Goalie Smith gives Bolts a chance after bold call

Special correspondent
Published:   |   Updated: March 21, 2013 at 12:57 PM
BOSTON -

It was a tough spot that Lightning goalie Mike Smith was asked to step into: his first playoff start.

He was taking the place of mainstay Dwayne Roloson, who was as big a reason as any why Tampa Bay had racked up 10 of the 16 wins needed to win a Stanley Cup.

That they didn't get No. 11 on Monday was no fault of Smith's. If anything, his work forestalled what became a 3-1 Bruins victory.

Smith stopped 17 Boston shots, allowing two goals,  in his first playoff loss.

"He made the saves," said gritty Tampa Bay center Nate Thompson. "He gave us a chance."

Said Smith: "I thought I played pretty well. I gave up two goals. They were tough plays. You're never satisfied when you give up a goal."

The first of those, the game-tying tally by Nathan Horton, was a laser from the left circle, unstoppable by virtually any netminder outside of hockey's Hall of Fame.

"I think I could have gotten a better push across," Smith said. "But it was a tough one. You can always get better. There's always something you can do."

There was little he could do on Brad Marchand's second-period game winner.

Same spot. Same result.

Smith was something of a surprising, and gutsy, choice made by Lightning coach Guy Boucher to start such a key contest.

Boucher kept the decision to himself until informing Smith after the morning skate.

"All year we've used everybody and we prided ourselves on giving everybody a good chance,'' Boucher said. "When people deserve things, whether they're a fourth line or a third line or seventh or eighth D, when they deserve -- I'm one of those guys that I'll give people a chance. And I felt that Smitty had been terrific for us for a long, long time, and he deserved to get a game.

"At the same time, I felt that giving a little breather to Roli. It's a decision I don't regret at all. So it wasn't something emotional at all. It was something thought of methodically and it was unanimous as a staff, that we wanted to give a breather to Roli and give a chance to Smitty to participate in something he's been a part of.''

In fact, Smith was the second goaltender off the ice. Roloson was the first.

"When the coach told me," said Smith, "he just told me to have fun and enjoy it. I tried to keep it in the back of my mind.
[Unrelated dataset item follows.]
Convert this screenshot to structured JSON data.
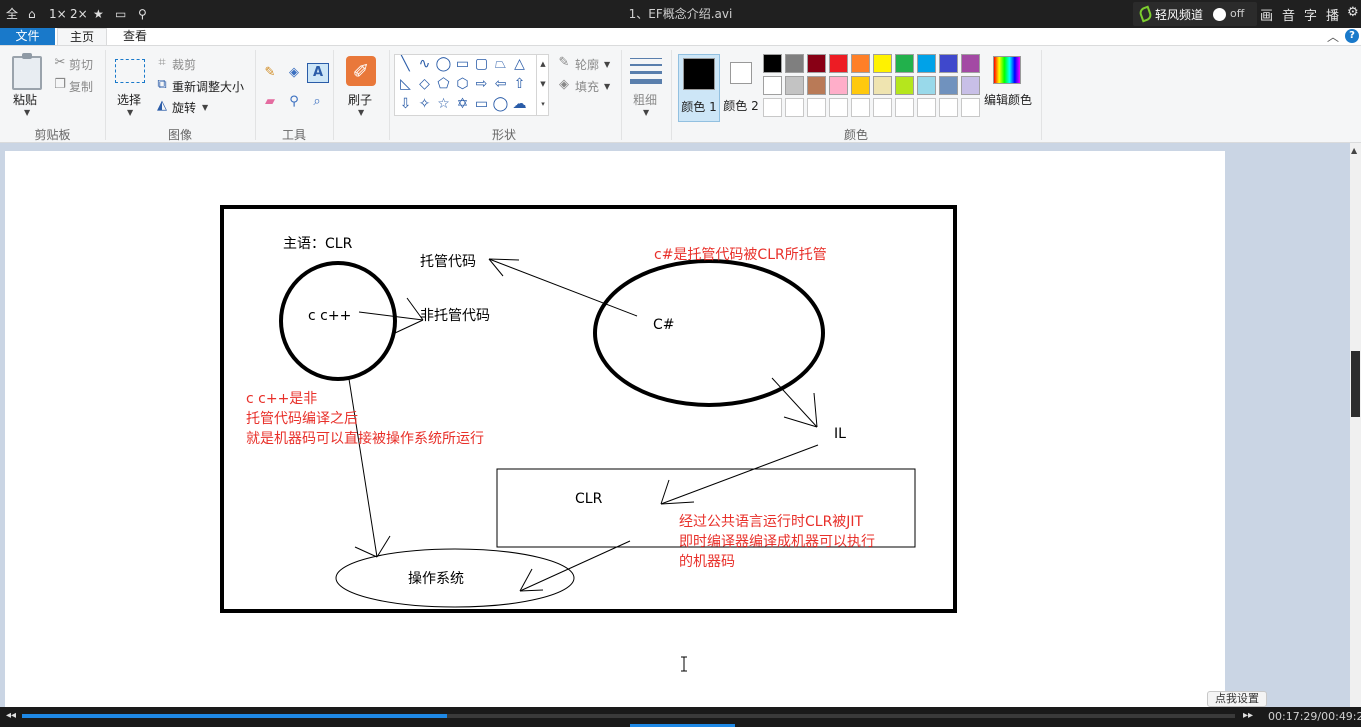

I think he was more nervous when he told me than when I got out there.''

Smith saw only four Boston shots in the first period, hardly enough to get into a rhythm.

However, Smith said he wasn't concerned about that.

"We've been a team all year that didn't give up many shots," he said. "I learned to deal with that and stay calm when the puck is not in your end. And when it is, try and get your focus back."

As to whether Smith will be asked to keep the Bolts from being eliminated in Tampa on Wednesday night, he said he didn't know and wasn't even thinking about that.

"I have no expectations right now," he said. "It's up to the coach. If it's me, I'll be ready to go."